I am someone who very frequently has visions deep – by which I just mean very deep dreams (I use the term ‘visions deep’ in my poetry all the time, so if you ever see me use it, I’m talking about dreams 😉 ) – and I remember many of them well, often to my misfortune, for my visions deep are usually incredibly dark things… I normally have ‘nightmares’ so frequently that I don’t even regard them as nightmares anymore – they’re merely “bad dreams.” For example, one of my more recent bad dreams was about this man who murdered his girlfriend, and I saw him tie her to a chair and scrape the skin off her arm with a meat cleaver before hacking her arm off at the elbow. The screams still haunt me.
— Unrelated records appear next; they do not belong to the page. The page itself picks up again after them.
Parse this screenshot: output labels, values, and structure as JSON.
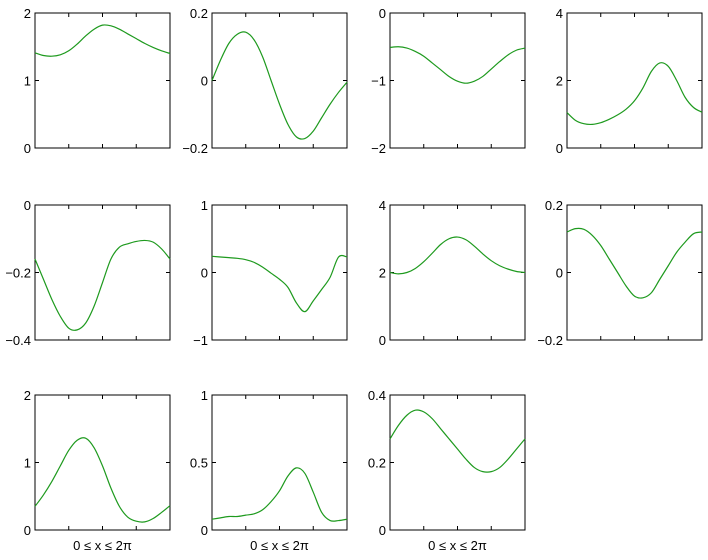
{
  "chart_data": [
    {
      "type": "line",
      "row": 0,
      "col": 0,
      "ylim": [
        0,
        2
      ],
      "yticks": [
        "2",
        "1",
        "0"
      ],
      "xlabel": "",
      "x": [
        0,
        0.3927,
        0.7854,
        1.1781,
        1.5708,
        1.9635,
        2.3562,
        2.7489,
        3.1416,
        3.5343,
        3.927,
        4.3197,
        4.7124,
        5.1051,
        5.4978,
        5.8905,
        6.2832
      ],
      "values": [
        1.41,
        1.37,
        1.36,
        1.38,
        1.44,
        1.54,
        1.66,
        1.76,
        1.82,
        1.81,
        1.76,
        1.69,
        1.62,
        1.55,
        1.49,
        1.44,
        1.4
      ]
    },
    {
      "type": "line",
      "row": 0,
      "col": 1,
      "ylim": [
        -0.2,
        0.2
      ],
      "yticks": [
        "0.2",
        "0",
        "−0.2"
      ],
      "xlabel": "",
      "x": [
        0,
        0.3927,
        0.7854,
        1.1781,
        1.5708,
        1.9635,
        2.3562,
        2.7489,
        3.1416,
        3.5343,
        3.927,
        4.3197,
        4.7124,
        5.1051,
        5.4978,
        5.8905,
        6.2832
      ],
      "values": [
        0,
        0.06,
        0.11,
        0.137,
        0.143,
        0.12,
        0.07,
        0.0,
        -0.07,
        -0.13,
        -0.167,
        -0.172,
        -0.15,
        -0.11,
        -0.07,
        -0.035,
        -0.005
      ]
    },
    {
      "type": "line",
      "row": 0,
      "col": 2,
      "ylim": [
        -2,
        0
      ],
      "yticks": [
        "0",
        "−1",
        "−2"
      ],
      "xlabel": "",
      "x": [
        0,
        0.3927,
        0.7854,
        1.1781,
        1.5708,
        1.9635,
        2.3562,
        2.7489,
        3.1416,
        3.5343,
        3.927,
        4.3197,
        4.7124,
        5.1051,
        5.4978,
        5.8905,
        6.2832
      ],
      "values": [
        -0.51,
        -0.5,
        -0.52,
        -0.57,
        -0.64,
        -0.74,
        -0.84,
        -0.94,
        -1.01,
        -1.04,
        -1.01,
        -0.94,
        -0.83,
        -0.72,
        -0.62,
        -0.55,
        -0.52
      ]
    },
    {
      "type": "line",
      "row": 0,
      "col": 3,
      "ylim": [
        0,
        4
      ],
      "yticks": [
        "4",
        "2",
        "0"
      ],
      "xlabel": "",
      "x": [
        0,
        0.3927,
        0.7854,
        1.1781,
        1.5708,
        1.9635,
        2.3562,
        2.7489,
        3.1416,
        3.5343,
        3.927,
        4.3197,
        4.7124,
        5.1051,
        5.4978,
        5.8905,
        6.2832
      ],
      "values": [
        1.05,
        0.82,
        0.72,
        0.7,
        0.75,
        0.85,
        0.98,
        1.15,
        1.4,
        1.78,
        2.27,
        2.52,
        2.42,
        2.0,
        1.5,
        1.2,
        1.06
      ]
    },
    {
      "type": "line",
      "row": 1,
      "col": 0,
      "ylim": [
        -0.4,
        0
      ],
      "yticks": [
        "0",
        "−0.2",
        "−0.4"
      ],
      "xlabel": "",
      "x": [
        0,
        0.3927,
        0.7854,
        1.1781,
        1.5708,
        1.9635,
        2.3562,
        2.7489,
        3.1416,
        3.5343,
        3.927,
        4.3197,
        4.7124,
        5.1051,
        5.4978,
        5.8905,
        6.2832
      ],
      "values": [
        -0.16,
        -0.22,
        -0.28,
        -0.33,
        -0.365,
        -0.37,
        -0.35,
        -0.3,
        -0.23,
        -0.16,
        -0.125,
        -0.115,
        -0.108,
        -0.105,
        -0.11,
        -0.13,
        -0.16
      ]
    },
    {
      "type": "line",
      "row": 1,
      "col": 1,
      "ylim": [
        -1,
        1
      ],
      "yticks": [
        "1",
        "0",
        "−1"
      ],
      "xlabel": "",
      "x": [
        0,
        0.3927,
        0.7854,
        1.1781,
        1.5708,
        1.9635,
        2.3562,
        2.7489,
        3.1416,
        3.5343,
        3.927,
        4.3197,
        4.7124,
        5.1051,
        5.4978,
        5.8905,
        6.2832
      ],
      "values": [
        0.24,
        0.23,
        0.22,
        0.21,
        0.19,
        0.15,
        0.08,
        -0.01,
        -0.1,
        -0.22,
        -0.45,
        -0.58,
        -0.42,
        -0.25,
        -0.07,
        0.23,
        0.23
      ]
    },
    {
      "type": "line",
      "row": 1,
      "col": 2,
      "ylim": [
        0,
        4
      ],
      "yticks": [
        "4",
        "2",
        "0"
      ],
      "xlabel": "",
      "x": [
        0,
        0.3927,
        0.7854,
        1.1781,
        1.5708,
        1.9635,
        2.3562,
        2.7489,
        3.1416,
        3.5343,
        3.927,
        4.3197,
        4.7124,
        5.1051,
        5.4978,
        5.8905,
        6.2832
      ],
      "values": [
        2.0,
        1.96,
        2.0,
        2.12,
        2.32,
        2.57,
        2.83,
        3.0,
        3.05,
        2.97,
        2.78,
        2.55,
        2.35,
        2.2,
        2.1,
        2.03,
        2.0
      ]
    },
    {
      "type": "line",
      "row": 1,
      "col": 3,
      "ylim": [
        -0.2,
        0.2
      ],
      "yticks": [
        "0.2",
        "0",
        "−0.2"
      ],
      "xlabel": "",
      "x": [
        0,
        0.3927,
        0.7854,
        1.1781,
        1.5708,
        1.9635,
        2.3562,
        2.7489,
        3.1416,
        3.5343,
        3.927,
        4.3197,
        4.7124,
        5.1051,
        5.4978,
        5.8905,
        6.2832
      ],
      "values": [
        0.12,
        0.13,
        0.128,
        0.11,
        0.08,
        0.04,
        0.0,
        -0.04,
        -0.07,
        -0.075,
        -0.06,
        -0.02,
        0.02,
        0.06,
        0.09,
        0.115,
        0.12
      ]
    },
    {
      "type": "line",
      "row": 2,
      "col": 0,
      "ylim": [
        0,
        2
      ],
      "yticks": [
        "2",
        "1",
        "0"
      ],
      "xlabel": "0 ≤ x ≤ 2π",
      "x": [
        0,
        0.3927,
        0.7854,
        1.1781,
        1.5708,
        1.9635,
        2.3562,
        2.7489,
        3.1416,
        3.5343,
        3.927,
        4.3197,
        4.7124,
        5.1051,
        5.4978,
        5.8905,
        6.2832
      ],
      "values": [
        0.35,
        0.52,
        0.72,
        0.95,
        1.18,
        1.33,
        1.36,
        1.22,
        0.95,
        0.62,
        0.35,
        0.19,
        0.13,
        0.12,
        0.17,
        0.26,
        0.36
      ]
    },
    {
      "type": "line",
      "row": 2,
      "col": 1,
      "ylim": [
        0,
        1
      ],
      "yticks": [
        "1",
        "0.5",
        "0"
      ],
      "xlabel": "0 ≤ x ≤ 2π",
      "x": [
        0,
        0.3927,
        0.7854,
        1.1781,
        1.5708,
        1.9635,
        2.3562,
        2.7489,
        3.1416,
        3.5343,
        3.927,
        4.3197,
        4.7124,
        5.1051,
        5.4978,
        5.8905,
        6.2832
      ],
      "values": [
        0.08,
        0.09,
        0.1,
        0.1,
        0.11,
        0.12,
        0.15,
        0.21,
        0.29,
        0.4,
        0.46,
        0.42,
        0.28,
        0.13,
        0.07,
        0.07,
        0.08
      ]
    },
    {
      "type": "line",
      "row": 2,
      "col": 2,
      "ylim": [
        0,
        0.4
      ],
      "yticks": [
        "0.4",
        "0.2",
        "0"
      ],
      "xlabel": "0 ≤ x ≤ 2π",
      "x": [
        0,
        0.3927,
        0.7854,
        1.1781,
        1.5708,
        1.9635,
        2.3562,
        2.7489,
        3.1416,
        3.5343,
        3.927,
        4.3197,
        4.7124,
        5.1051,
        5.4978,
        5.8905,
        6.2832
      ],
      "values": [
        0.27,
        0.31,
        0.34,
        0.355,
        0.35,
        0.33,
        0.3,
        0.27,
        0.24,
        0.21,
        0.185,
        0.173,
        0.173,
        0.185,
        0.21,
        0.24,
        0.27
      ]
    }
  ],
  "style": {
    "line_color": "#1e9a1e",
    "axes_color": "#000000"
  }
}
I would probably severely disturb most people if I told them about some of the other bad dreams I’ve had, and indeed, I shudder upon recalling them myself. That one I just mentioned is by far not the worst one I’ve ever had. Sometimes, the worst ones are not the ones with the most harrowing screams, but rather the ones that leave me feeling as though, in the waking world, there are still haunting eyes upon me. Somewhere.
Which is why, whenever I have a nice dream, it is such a special thing because they are so rare for me, and I end up remembering them in far greater detail than my vivid bad dreams. They are indeed like stumbling across a diamond after so many bitter-black coals, and I store each diamond beneath my pillow so I may remember that, every now and then, a precious jewel will reveal itself to me.
So, this strange phenomenon is that I have been having nice dreams. I don’t want to jinx myself, but I can’t specifically remember the last time I had a nasty one… But I just want you to understand how rare nice dreams are for me: the last time I had a nice dream was in 2012. 2012. Jeez. Someone gave me a white lily flower. That’s it. But it was just so… It made such an unbelievable impact on me.
Last night, my vision deep was so gorgeous, yet still I am convinced that no other dream will ever make a greater impact on me than my lily dream. Even so, last night’s dream was so beautiful that I simply had to write it down and share it. Which is what I am doing in this post.
I was stood upon a hill, gazing out across the endless moorland while the cool wind refreshed my soul. It was dusk, and I looked up into the sky to see its gorgeous colours of deep blues and pinks. And then I looked to the setting sun, a glorious red, falling beyond the horizon. But then I noticed that beside the sunset was the moonrise, the tip of a luminous silver crown ascending over the edge of the world. I felt my heart burst with a joy I am yet to know in my waking life, for I knew what was about to transpire: a rare glimpse of a dreamland transition between the day and the night. The red sun continued to set while the silver moon continued to rise, and I watched, anticipated, with bated breath, waiting for the moment. So it came when the sun and the moon aligned on horizon’s edge, and the brightest eruption of white light was cast across the sky and the hills, and then I looked back to the sky, and I gazed, wonderbound, as the dusky sky gradually unrolled, so delicately, to reveal the black silk of the night sky laced with a thousand gleaming crystal stars. And there I stood, basking in the moonlight which painted the moors in metallic precision, and the starlight stunned me, for so many stars there were in the sky it was as though I was falling through the centre of a galaxy.
You see, I am so in love with nature that it even comes to me in my visions deep. ^^
I find myself wondering why, at the moment, I seem to be having such inoffensive, and often pleasant, dreams, and I wonder how much longer they will last. But then, maybe I shouldn’t wonder; maybe I should just accept the nightly happenings and make the most of this stash of diamonds I have been handed on a golden tray. If there are enough diamonds on this tray to last for months on end, then great! If not, that’s okay too, for as I said: I store all my diamonds beneath my pillow, and I remember them with such fondness that no number of bitter-black coals could ever crush their memory.